FASB News

Foundation Trustees to Propose Draft of Strategic Plan This Year

The Financial Accounting Foundation (FAF) will soon issue a draft of its three-to-five-year strategic plan for public comment, announced Chair Kathleen Casey. The draft will be issued with a 60-day comment period, Casey announced at the May 18 quarterly trustee meeting. It will include six strategic goals identified by the trustees, she said. A final plan will be published before year-end. The proposal comes as the FAF is celebrating its 50th anniversary, and will be a year later than expected. Casey did not state what the strategic plan will propose, but in September 2020 the FAF sent a survey out to the public that included questions on whether it should take a similar step as its international counterpart, the IFRS Foundation, and create a new board separate from the FASB and the GASB to develop environmental, social, and governance (ESG) standards.

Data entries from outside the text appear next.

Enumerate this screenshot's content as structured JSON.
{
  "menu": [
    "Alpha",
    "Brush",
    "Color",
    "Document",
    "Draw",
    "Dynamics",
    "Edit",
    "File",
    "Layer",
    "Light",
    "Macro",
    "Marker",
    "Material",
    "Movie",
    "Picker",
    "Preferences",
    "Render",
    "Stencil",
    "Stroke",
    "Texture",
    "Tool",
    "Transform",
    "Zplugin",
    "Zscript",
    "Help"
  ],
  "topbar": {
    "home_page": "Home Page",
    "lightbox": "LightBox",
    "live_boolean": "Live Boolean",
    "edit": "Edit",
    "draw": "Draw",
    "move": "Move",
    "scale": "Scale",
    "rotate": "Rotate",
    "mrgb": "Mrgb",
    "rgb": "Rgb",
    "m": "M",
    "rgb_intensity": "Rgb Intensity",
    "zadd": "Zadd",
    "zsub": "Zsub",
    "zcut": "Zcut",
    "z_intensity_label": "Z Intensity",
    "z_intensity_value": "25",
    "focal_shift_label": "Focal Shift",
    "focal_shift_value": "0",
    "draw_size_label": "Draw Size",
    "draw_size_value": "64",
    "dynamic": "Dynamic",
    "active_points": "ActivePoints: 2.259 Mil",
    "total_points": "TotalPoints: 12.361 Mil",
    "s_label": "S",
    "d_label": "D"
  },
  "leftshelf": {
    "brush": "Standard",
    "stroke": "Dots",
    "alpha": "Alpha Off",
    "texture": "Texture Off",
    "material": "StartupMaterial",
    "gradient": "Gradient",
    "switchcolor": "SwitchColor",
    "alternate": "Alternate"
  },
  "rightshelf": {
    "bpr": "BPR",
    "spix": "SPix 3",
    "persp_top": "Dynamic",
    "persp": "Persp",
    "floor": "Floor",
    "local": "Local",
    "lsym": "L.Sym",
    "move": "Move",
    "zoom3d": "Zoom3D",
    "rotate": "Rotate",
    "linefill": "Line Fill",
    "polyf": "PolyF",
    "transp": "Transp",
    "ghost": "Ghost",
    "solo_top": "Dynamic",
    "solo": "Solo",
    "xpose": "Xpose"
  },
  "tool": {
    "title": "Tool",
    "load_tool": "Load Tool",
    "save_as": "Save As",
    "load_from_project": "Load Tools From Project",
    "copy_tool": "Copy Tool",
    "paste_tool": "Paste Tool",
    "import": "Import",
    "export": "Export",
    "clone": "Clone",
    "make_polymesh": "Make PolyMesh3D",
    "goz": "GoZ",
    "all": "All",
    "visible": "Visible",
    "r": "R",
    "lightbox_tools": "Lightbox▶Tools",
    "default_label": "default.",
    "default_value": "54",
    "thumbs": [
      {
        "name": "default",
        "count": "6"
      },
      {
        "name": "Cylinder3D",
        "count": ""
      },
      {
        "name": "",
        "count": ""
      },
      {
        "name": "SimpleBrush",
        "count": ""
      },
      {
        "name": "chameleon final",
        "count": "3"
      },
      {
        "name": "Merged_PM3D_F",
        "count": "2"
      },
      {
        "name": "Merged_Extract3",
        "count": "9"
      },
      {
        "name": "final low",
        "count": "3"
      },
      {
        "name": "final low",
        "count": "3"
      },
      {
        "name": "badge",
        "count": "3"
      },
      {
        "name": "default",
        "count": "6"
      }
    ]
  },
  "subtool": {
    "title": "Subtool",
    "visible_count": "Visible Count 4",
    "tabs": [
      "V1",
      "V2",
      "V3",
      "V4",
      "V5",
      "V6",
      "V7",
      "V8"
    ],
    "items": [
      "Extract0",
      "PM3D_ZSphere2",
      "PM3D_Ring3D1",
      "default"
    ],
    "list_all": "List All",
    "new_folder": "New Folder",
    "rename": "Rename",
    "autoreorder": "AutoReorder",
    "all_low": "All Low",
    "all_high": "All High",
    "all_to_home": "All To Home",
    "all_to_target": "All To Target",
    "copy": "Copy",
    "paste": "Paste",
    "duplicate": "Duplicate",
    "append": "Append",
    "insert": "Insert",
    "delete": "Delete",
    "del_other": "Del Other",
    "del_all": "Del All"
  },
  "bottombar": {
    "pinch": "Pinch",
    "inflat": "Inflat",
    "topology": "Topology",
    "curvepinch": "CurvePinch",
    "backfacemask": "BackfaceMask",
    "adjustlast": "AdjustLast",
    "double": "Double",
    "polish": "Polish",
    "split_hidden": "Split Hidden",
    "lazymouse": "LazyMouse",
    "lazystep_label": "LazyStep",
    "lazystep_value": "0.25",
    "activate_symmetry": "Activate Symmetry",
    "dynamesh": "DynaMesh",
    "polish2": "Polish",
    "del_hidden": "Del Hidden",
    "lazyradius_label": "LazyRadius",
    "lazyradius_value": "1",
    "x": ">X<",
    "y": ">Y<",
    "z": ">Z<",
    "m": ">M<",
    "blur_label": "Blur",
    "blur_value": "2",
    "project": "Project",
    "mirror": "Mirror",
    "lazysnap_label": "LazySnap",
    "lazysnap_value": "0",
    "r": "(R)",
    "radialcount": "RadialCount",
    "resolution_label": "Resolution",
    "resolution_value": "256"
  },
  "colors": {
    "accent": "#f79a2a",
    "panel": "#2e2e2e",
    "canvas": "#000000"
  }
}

Small Public Companies Ask FASB to Fix Accounting Rules for Research and Development Costs

FASB’s efforts to tackle the accounting for intangibles could open up a huge can of worms if done too broadly, and therefore the board should steer its efforts toward areas that lack consistency, board advisers said. Currently, there is a lack of consistency in reporting costs for internally generated intangibles, including research and development (R&D), which are required to be expensed, whereas the same assets, if acquired, must be capitalized. Investors find that odd, according to Small Business Advisory Committee (SBAC) discussions on May 12. “R&D is where we see a large disparity, especially for life science companies,” Dominick Kerr, partner, Global Accounting Standards & Professional Practice at Connor Group, said. “It always is a bit odd if we see you’ve grown that yourself it’s expensed as incurred but if you buy that from somebody else who’s grown it themselves, now you have an asset on the books,” he said. “And that is a challenge from a comparability standpoint.”

AICPA News

ASB Votes to Issue Final Quality Management Standards, Seeks Comment on Group Audits

The AICPA’s Auditing Standards Board (ASB) voted to issue final quality management standards during a May 11/12 meeting. The standards “introduce a risk-based approach to a firm’s system of quality management, formerly referred to as quality control, that allows firms to tailor their approach to quality management based on the nature and circumstances of their firm,” according to Ahava Goldman, associate director for audit and attest standards with the Association of International Certified Professional Accountants.

The following are the final standards:

  • Statement on Quality Management Standards (SQMS) 1, A Firm’s System of Quality Control;
  • SQMS 2, Engagement Quality Reviews; and
  • Statement on Auditing Standards (SAS) 146, Quality Management for an Engagement Conducted in Accordance with Generally Accepted Auditing Standards.

This follows a proposal issued by the board in February 2021.